The board of London-listed fund of hedge funds Dexion Trading has finalised proposals to replace its previous investment adviser, FRM Investment Management, with Legg Mason subsidiary Perm
The board of London-listed fund of hedge funds Dexion Trading has finalised proposals to replace its previous investment adviser, FRM Investment Management, with Legg Mason subsidiary Permal from October 1.
The board is also asking Dexion Trading shareholders to approve a change the company’s investment objective to allow it to become a feeder fund to Permal FX, a directional trading fund of hedge funds that offers investors exposure to commodities. Permal FX was launched in February 1992 and had gross assets of about USD8.7bn at the end of June.
Dexion Trading has instructed FRM to sell off the fund’s current investments and reinvest them with Permal FX. The board decided in June to recommend a change in the fund’s management in a bid to resolve a significant and long-standing discount of the fund’s share price to net asset value, averaging 5.9 per cent between the beginning of this year and June 12.
Dexion Trading is making a tender offer for all its existing sterling-denominated shares at the final net asset value on September 28, less costs capped at 1.5 per cent of final NAV, but intends to seek additional capital totalling up to GBP200m from new and existing investors through an issue of shares.
Shareholders will vote on the Dexion board’s proposals at an extraordinary general meeting on September 5. The results of the tender offer will be announced two days later.
If a sufficient number of shareholders opt to liquidate their holdings rather than make the switch to a new manager, leaving less than GBP50 in capital, the Dexion board is expected to recommend that the company be wound up.
‘We believe that for the closed-end structure to be the vehicle of choice, the discount or premium to NAV must be strongly addressed,’ says Dexion Capital managing director Ana Haurie.
‘As an independent manager we feel that we are in a strong position to achieve this through a combination of aggressive performance management, effective marketing and share buy-backs. We trust that these steps prove our unique ability to take action to solve problems of share price underperformance in order to safeguard the interests of our investors.’

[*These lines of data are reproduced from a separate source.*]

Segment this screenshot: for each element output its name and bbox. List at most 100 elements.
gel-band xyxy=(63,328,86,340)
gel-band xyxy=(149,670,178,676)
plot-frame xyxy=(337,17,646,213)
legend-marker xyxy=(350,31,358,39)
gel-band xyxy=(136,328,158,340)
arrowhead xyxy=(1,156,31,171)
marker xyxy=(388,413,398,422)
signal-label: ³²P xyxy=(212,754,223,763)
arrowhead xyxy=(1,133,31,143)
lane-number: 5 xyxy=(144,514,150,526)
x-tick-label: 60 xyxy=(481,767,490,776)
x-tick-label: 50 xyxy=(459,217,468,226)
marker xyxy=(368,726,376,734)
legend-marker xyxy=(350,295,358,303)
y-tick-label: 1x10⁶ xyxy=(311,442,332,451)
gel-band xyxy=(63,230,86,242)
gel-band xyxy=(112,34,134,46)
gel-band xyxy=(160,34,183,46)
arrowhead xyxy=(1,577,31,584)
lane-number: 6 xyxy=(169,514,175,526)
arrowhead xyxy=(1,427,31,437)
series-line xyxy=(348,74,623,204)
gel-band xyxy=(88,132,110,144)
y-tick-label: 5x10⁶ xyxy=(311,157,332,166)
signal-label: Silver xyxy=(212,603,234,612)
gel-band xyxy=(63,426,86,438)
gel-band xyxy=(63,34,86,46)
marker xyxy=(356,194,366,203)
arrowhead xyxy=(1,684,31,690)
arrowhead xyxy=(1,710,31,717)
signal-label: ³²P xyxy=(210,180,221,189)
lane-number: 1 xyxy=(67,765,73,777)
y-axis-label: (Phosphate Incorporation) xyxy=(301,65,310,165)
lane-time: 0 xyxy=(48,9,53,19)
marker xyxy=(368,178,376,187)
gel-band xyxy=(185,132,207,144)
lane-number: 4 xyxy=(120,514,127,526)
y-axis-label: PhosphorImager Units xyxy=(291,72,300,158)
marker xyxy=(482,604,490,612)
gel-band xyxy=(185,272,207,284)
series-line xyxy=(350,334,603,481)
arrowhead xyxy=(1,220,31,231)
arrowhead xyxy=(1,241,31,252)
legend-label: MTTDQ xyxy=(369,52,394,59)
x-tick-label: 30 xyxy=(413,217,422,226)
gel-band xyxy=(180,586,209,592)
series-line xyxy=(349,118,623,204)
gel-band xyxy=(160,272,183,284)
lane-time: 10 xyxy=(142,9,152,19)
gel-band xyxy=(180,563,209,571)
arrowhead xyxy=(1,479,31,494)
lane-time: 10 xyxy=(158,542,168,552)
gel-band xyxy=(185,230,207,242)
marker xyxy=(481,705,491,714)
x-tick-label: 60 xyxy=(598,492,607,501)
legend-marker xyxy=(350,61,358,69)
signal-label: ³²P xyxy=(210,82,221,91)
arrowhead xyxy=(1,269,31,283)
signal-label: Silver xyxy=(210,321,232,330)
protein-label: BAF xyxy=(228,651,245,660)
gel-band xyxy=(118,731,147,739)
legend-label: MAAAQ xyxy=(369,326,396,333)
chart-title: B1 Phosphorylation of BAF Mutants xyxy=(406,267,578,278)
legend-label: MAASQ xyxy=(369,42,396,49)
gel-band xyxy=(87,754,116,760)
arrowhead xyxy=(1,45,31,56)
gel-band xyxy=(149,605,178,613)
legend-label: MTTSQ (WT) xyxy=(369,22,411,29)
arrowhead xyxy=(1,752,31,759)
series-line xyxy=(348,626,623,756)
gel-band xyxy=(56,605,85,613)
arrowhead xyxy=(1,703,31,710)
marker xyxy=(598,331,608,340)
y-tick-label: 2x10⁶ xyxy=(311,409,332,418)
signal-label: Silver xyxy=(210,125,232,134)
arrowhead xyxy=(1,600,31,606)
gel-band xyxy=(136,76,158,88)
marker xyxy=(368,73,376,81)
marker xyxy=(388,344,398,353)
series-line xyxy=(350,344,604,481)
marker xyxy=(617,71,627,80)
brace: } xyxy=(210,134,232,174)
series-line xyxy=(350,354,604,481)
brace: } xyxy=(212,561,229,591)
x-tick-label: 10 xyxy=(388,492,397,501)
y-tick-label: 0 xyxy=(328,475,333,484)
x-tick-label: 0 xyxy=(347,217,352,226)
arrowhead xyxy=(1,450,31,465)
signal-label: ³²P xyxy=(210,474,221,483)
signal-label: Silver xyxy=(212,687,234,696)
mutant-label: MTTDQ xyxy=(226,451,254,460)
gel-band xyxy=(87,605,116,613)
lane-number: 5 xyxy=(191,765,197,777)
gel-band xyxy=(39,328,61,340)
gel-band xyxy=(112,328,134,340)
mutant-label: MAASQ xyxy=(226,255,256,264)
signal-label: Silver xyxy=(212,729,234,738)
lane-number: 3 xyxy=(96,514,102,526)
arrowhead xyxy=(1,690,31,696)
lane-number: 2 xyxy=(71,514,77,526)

Permal FX achieved an average annualised return of 10.86 per cent between January 1996 and June 2007, compared with a return over the same period of 9.08 per cent for the MSCI total return World Index and of 4.95 per cent for the total return JP Morgan Global Government Bond Index.
Permal FX’s investment objective is to provide investment returns that have lower risk than traditional investment returns and, over time, to achieve above-market returns. The fund achieved average annual volatility of some 5.82 per cent between January 1996 and June this year.
The board says that while both Dexion Capital and Permal FX principally allocate to directional trading hedge funds, they have a different balance between discretionary and systematic managers. At the end of May around 50 per cent of the Dexion portfolio was invested with discretionary managers, compared with 41 per cent for Permal FX, while allocations to systematic managers were 34 and 33 per cent respectively.
Whereas the Dexion fund has historically had little dedicated exposure to commodity managers, Permal FX has invested in managers with long/short or long-bias exposure to various commodities sectors including energy and precious metals, both through equities and via listed futures and options.
‘Permal FX’s allocation to dedicated natural resource managers, has contributed significantly to [its] returns since the first such allocation in late 2003,’ the board says. With Dexion Trading currently invested with 20 underlying managers and Permal FX invested with 56 managers, Dexion also believes that there is less manager-specific risk in Permal FX’s portfolio.
‘Macro trading is a core strategy for us and we are pleased to offer it in Dexion Trading,’ says Permal senior executive officer Omar Kodmani. ‘Given the recent heightened volatility in markets, we can expect attractive trading opportunities to arise for macro managers, which makes the timing of the launch particularly attractive.’